混合写屏障可以让GC在并行标记结束后不需要重新扫描各个G的堆栈, 可以减少Mark Termination中的STW时间
除了写屏障外, 在GC的过程中所有新分配的对象都会立刻变为黑色, 在上面的mallocgc函数中可以看到
回收流程
GO的GC是并行GC, 也就是GC的大部分处理和普通的go代码是同时运行的, 这让GO的GC流程比较复杂.
首先GC有四个阶段, 它们分别是:
Sweep Termination: 对未清扫的span进行清扫, 只有上一轮的GC的清扫工作完成才可以开始新一轮的GC
Mark: 扫描所有根对象, 和根对象可以到达的所有对象, 标记它们不被回收
Mark Termination: 完成标记工作, 重新扫描部分根对象(要求STW)
Sweep: 按标记结果清扫span
下图是比较完整的GC流程, 并按颜色对这四个阶段进行了分类:
在GC过程中会有两种后台任务(G), 一种是标记用的后台任务, 一种是清扫用的后台任务.
标记用的后台任务会在需要时启动, 可以同时工作的后台任务数量大约是P的数量的25%, 也就是go所讲的让25%的cpu用在GC上的根据.
清扫用的后台任务在程序启动时会启动一个, 进入清扫阶段时唤醒.
目前整个GC流程会进行两次STW(Stop The World), 第一次是Mark阶段的开始, 第二次是Mark Termination阶段.
第一次STW会准备根对象的扫描, 启动写屏障(Write Barrier)和辅助GC(mutator assist).
第二次STW会重新扫描部分根对象, 禁用写屏障(Write Barrier)和辅助GC(mutator assist).
需要注意的是, 不是所有根对象的扫描都需要STW, 例如扫描栈上的对象只需要停止拥有该栈的G.

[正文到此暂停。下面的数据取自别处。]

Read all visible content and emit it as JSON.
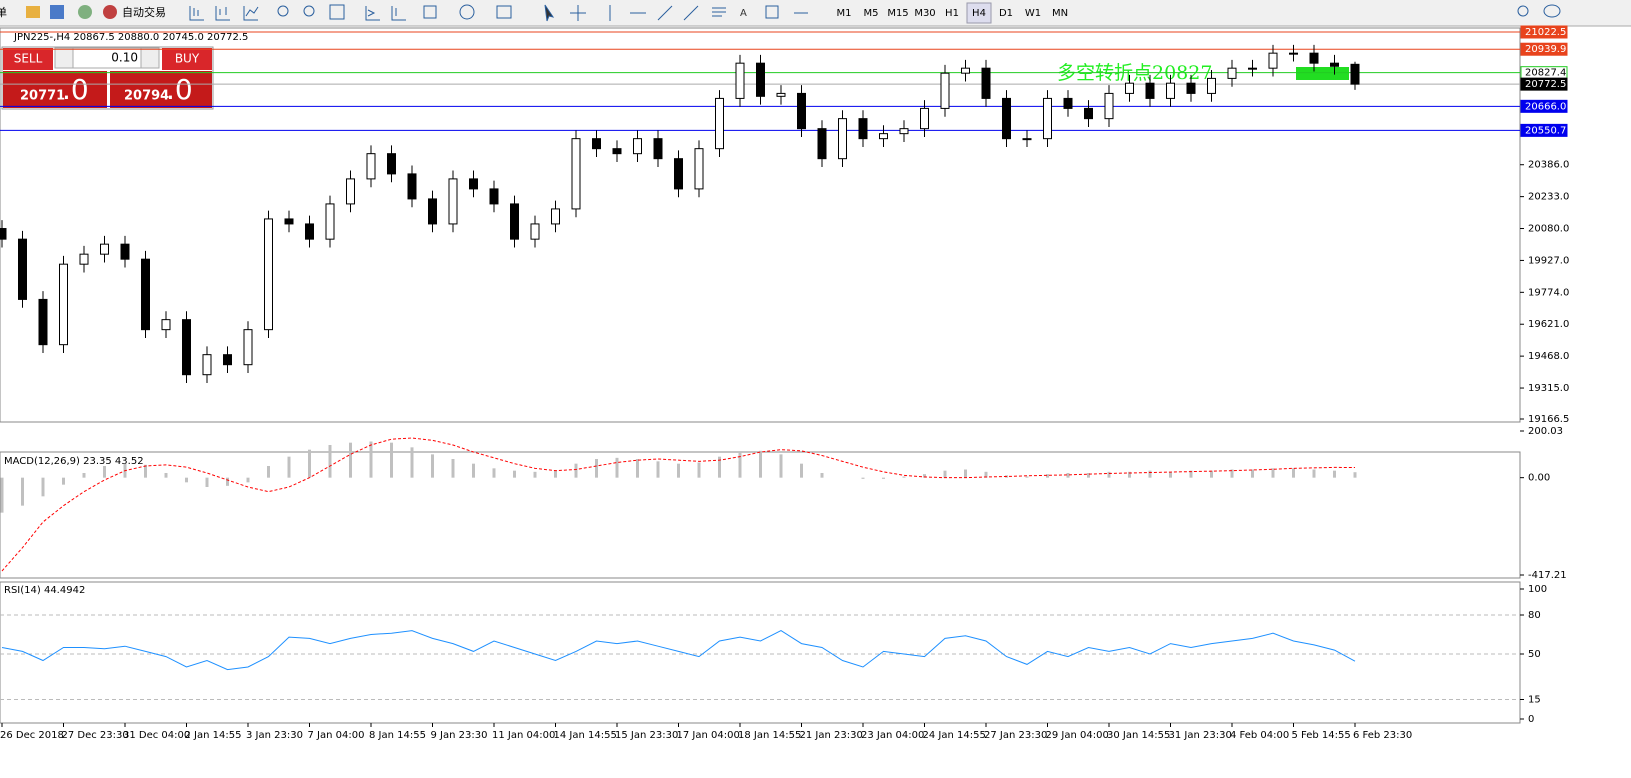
{
  "toolbar": {
    "cut_text": "单",
    "auto_trade": "自动交易",
    "timeframes": [
      "M1",
      "M5",
      "M15",
      "M30",
      "H1",
      "H4",
      "D1",
      "W1",
      "MN"
    ],
    "active_timeframe": "H4"
  },
  "trade_panel": {
    "sell": "SELL",
    "buy": "BUY",
    "volume": "0.10",
    "sell_price": "20771",
    "sell_fraction": ".0",
    "buy_price": "20794",
    "buy_fraction": ".0"
  },
  "chart_data": [
    {
      "type": "candlestick",
      "header": "JPN225-,H4  20867.5 20880.0 20745.0 20772.5",
      "annotation": "多空转折点20827",
      "categories": [
        "26 Dec 2018",
        null,
        null,
        "27 Dec 23:30",
        null,
        null,
        "31 Dec 04:00",
        null,
        null,
        "2 Jan 14:55",
        null,
        null,
        "3 Jan 23:30",
        null,
        null,
        "7 Jan 04:00",
        null,
        null,
        "8 Jan 14:55",
        null,
        null,
        "9 Jan 23:30",
        null,
        null,
        "11 Jan 04:00",
        null,
        null,
        "14 Jan 14:55",
        null,
        null,
        "15 Jan 23:30",
        null,
        null,
        "17 Jan 04:00",
        null,
        null,
        "18 Jan 14:55",
        null,
        null,
        "21 Jan 23:30",
        null,
        null,
        "23 Jan 04:00",
        null,
        null,
        "24 Jan 14:55",
        null,
        null,
        "27 Jan 23:30",
        null,
        null,
        "29 Jan 04:00",
        null,
        null,
        "30 Jan 14:55",
        null,
        null,
        "31 Jan 23:30",
        null,
        null,
        "4 Feb 04:00",
        null,
        null,
        "5 Feb 14:55",
        null,
        null,
        "6 Feb 23:30"
      ],
      "open": [
        20080,
        20029,
        19740,
        19523,
        19909,
        19957,
        20005,
        19933,
        19595,
        19643,
        19379,
        19475,
        19427,
        19595,
        20126,
        20102,
        20029,
        20198,
        20318,
        20439,
        20342,
        20222,
        20102,
        20318,
        20270,
        20198,
        20029,
        20102,
        20174,
        20511,
        20463,
        20439,
        20511,
        20415,
        20270,
        20463,
        20704,
        20873,
        20714,
        20728,
        20559,
        20415,
        20607,
        20511,
        20535,
        20559,
        20656,
        20825,
        20849,
        20704,
        20511,
        20511,
        20704,
        20656,
        20607,
        20728,
        20777,
        20704,
        20777,
        20728,
        20800,
        20849,
        20849,
        20921,
        20921,
        20873,
        20867.5
      ],
      "high": [
        20120,
        20069,
        19780,
        19949,
        19997,
        20045,
        20045,
        19973,
        19683,
        19683,
        19515,
        19515,
        19635,
        20166,
        20166,
        20142,
        20238,
        20358,
        20479,
        20479,
        20382,
        20262,
        20358,
        20358,
        20310,
        20238,
        20142,
        20214,
        20551,
        20551,
        20503,
        20551,
        20551,
        20455,
        20503,
        20744,
        20913,
        20913,
        20768,
        20768,
        20599,
        20647,
        20647,
        20575,
        20599,
        20696,
        20865,
        20889,
        20889,
        20744,
        20551,
        20744,
        20744,
        20696,
        20768,
        20817,
        20817,
        20817,
        20817,
        20840,
        20889,
        20889,
        20961,
        20961,
        20961,
        20913,
        20880.0
      ],
      "low": [
        19989,
        19700,
        19483,
        19483,
        19869,
        19917,
        19893,
        19555,
        19555,
        19339,
        19339,
        19387,
        19387,
        19555,
        20062,
        19989,
        19989,
        20158,
        20278,
        20302,
        20182,
        20062,
        20062,
        20230,
        20158,
        19989,
        19989,
        20062,
        20134,
        20423,
        20399,
        20399,
        20375,
        20230,
        20230,
        20423,
        20664,
        20674,
        20674,
        20519,
        20375,
        20375,
        20471,
        20471,
        20495,
        20519,
        20616,
        20785,
        20664,
        20471,
        20471,
        20471,
        20616,
        20567,
        20567,
        20688,
        20664,
        20664,
        20688,
        20688,
        20760,
        20809,
        20809,
        20881,
        20833,
        20818,
        20745.0
      ],
      "close": [
        20029,
        19740,
        19523,
        19909,
        19957,
        20005,
        19933,
        19595,
        19643,
        19379,
        19475,
        19427,
        19595,
        20126,
        20102,
        20029,
        20198,
        20318,
        20439,
        20342,
        20222,
        20102,
        20318,
        20270,
        20198,
        20029,
        20102,
        20174,
        20511,
        20463,
        20439,
        20511,
        20415,
        20270,
        20463,
        20704,
        20873,
        20714,
        20728,
        20559,
        20415,
        20607,
        20511,
        20535,
        20559,
        20656,
        20825,
        20849,
        20704,
        20511,
        20511,
        20704,
        20656,
        20607,
        20728,
        20777,
        20704,
        20777,
        20728,
        20800,
        20849,
        20849,
        20921,
        20921,
        20873,
        20858,
        20772.5
      ],
      "ylim": [
        19166.5,
        21022.5
      ],
      "yticks": [
        19166.5,
        {
          "value": 19315,
          "label": "19315.0"
        },
        {
          "value": 19468,
          "label": "19468.0"
        },
        {
          "value": 19621,
          "label": "19621.0"
        },
        {
          "value": 19774,
          "label": "19774.0"
        },
        {
          "value": 19927,
          "label": "19927.0"
        },
        {
          "value": 20080,
          "label": "20080.0"
        },
        {
          "value": 20233,
          "label": "20233.0"
        },
        {
          "value": 20386,
          "label": "20386.0"
        }
      ],
      "hlines": [
        {
          "value": 21022.5,
          "label": "21022.5",
          "color": "#e8431c"
        },
        {
          "value": 20939.9,
          "label": "20939.9",
          "color": "#e8431c"
        },
        {
          "value": 20827.4,
          "label": "20827.4",
          "color": "#22cc22"
        },
        {
          "value": 20772.5,
          "label": "20772.5",
          "color": "#000000"
        },
        {
          "value": 20666,
          "label": "20666.0",
          "color": "#0000ee"
        },
        {
          "value": 20550.7,
          "label": "20550.7",
          "color": "#0000ee"
        }
      ]
    },
    {
      "type": "macd",
      "title": "MACD(12,26,9) 23.35 43.52",
      "histogram": [
        -150,
        -120,
        -80,
        -30,
        20,
        50,
        60,
        55,
        20,
        -20,
        -40,
        -35,
        -20,
        50,
        90,
        120,
        140,
        150,
        155,
        150,
        130,
        100,
        80,
        60,
        40,
        30,
        25,
        30,
        60,
        80,
        85,
        80,
        70,
        60,
        65,
        90,
        110,
        115,
        100,
        60,
        20,
        0,
        -5,
        -5,
        5,
        15,
        30,
        35,
        25,
        10,
        5,
        15,
        20,
        20,
        25,
        25,
        30,
        25,
        30,
        30,
        35,
        35,
        40,
        40,
        35,
        30,
        23.35
      ],
      "signal": [
        -400,
        -300,
        -190,
        -120,
        -60,
        -10,
        30,
        50,
        55,
        45,
        20,
        -10,
        -40,
        -60,
        -40,
        0,
        50,
        100,
        140,
        165,
        170,
        160,
        140,
        110,
        85,
        60,
        40,
        30,
        35,
        50,
        65,
        75,
        80,
        75,
        70,
        75,
        90,
        110,
        120,
        115,
        95,
        70,
        45,
        25,
        10,
        3,
        0,
        0,
        3,
        5,
        8,
        10,
        12,
        15,
        18,
        20,
        22,
        24,
        26,
        28,
        30,
        33,
        36,
        40,
        42,
        44,
        43.52
      ],
      "hist_color": "#c0c0c0",
      "signal_color": "#ff0000",
      "ylim": [
        -417.21,
        200.03
      ],
      "yticks": [
        200.03,
        {
          "value": 0,
          "label": "0.00"
        },
        -417.21
      ]
    },
    {
      "type": "rsi",
      "title": "RSI(14) 44.4942",
      "color": "#1e90ff",
      "values": [
        55,
        52,
        45,
        55,
        55,
        54,
        56,
        52,
        48,
        40,
        45,
        38,
        40,
        48,
        63,
        62,
        58,
        62,
        65,
        66,
        68,
        62,
        58,
        52,
        60,
        55,
        50,
        45,
        52,
        60,
        58,
        60,
        56,
        52,
        48,
        60,
        63,
        60,
        68,
        58,
        55,
        45,
        40,
        52,
        50,
        48,
        62,
        64,
        60,
        48,
        42,
        52,
        48,
        55,
        52,
        55,
        50,
        58,
        55,
        58,
        60,
        62,
        66,
        60,
        57,
        53,
        44.4942
      ],
      "ylim": [
        0,
        100
      ],
      "yticks": [
        100,
        80,
        50,
        15,
        0
      ],
      "levels": [
        80,
        50,
        15
      ]
    }
  ]
}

写屏障的实现使用了Hybrid Write Barrier, 大幅减少了第二次STW的时间.
源码分析
gcStart
func gcStart(mode gcMode, trigger gcTrigger) {
// Since this is called from malloc and malloc is called in
// the guts of a number of libraries that might be holding
// locks, don’t attempt to start GC in non-preemptible or
// potentially unstable situations.
// 判断当前g是否可以抢占,不可抢占时不触发GC
mp := acquirem()
if gp := getg(); gp == mp.g0 || mp.locks > 1 || mp.preemptoff != “” {
releasem(mp)
return
}
releasem(mp)
mp = nil
// Pick up the remaining unswept/not being swept spans concurrently
//
// This shouldn't happen if we're being invoked in background
// mode since proportional sweep should have just finished
// sweeping everything, but rounding errors, etc, may leave a
// few spans unswept. In forced mode, this is necessary since
// GC can be forced at any point in the sweeping cycle.
//
// We check the transition condition continuously here in case
// this G gets delayed in to the next GC cycle.
// 清扫 残留的未清扫的垃圾
for trigger.test() && gosweepone() != ^uintptr(0) {
sweep.nbgsweep++
}
// Perform GC initialization and the sweep termination
// transition.
semacquire(&work.startSema)
// Re-check transition condition under transition lock.
// 判断gcTrriger的条件是否成立
if !trigger.test() {
semrelease(&work.startSema)
return
}
// For stats, check if this GC was forced by the user
// 判断并记录GC是否被强制执行的,runtime.GC()可以被用户调用并强制执行
work.userForced = trigger.kind == gcTriggerAlways || trigger.kind == gcTriggerCycle
// In gcstoptheworld debug mode, upgrade the mode accordingly.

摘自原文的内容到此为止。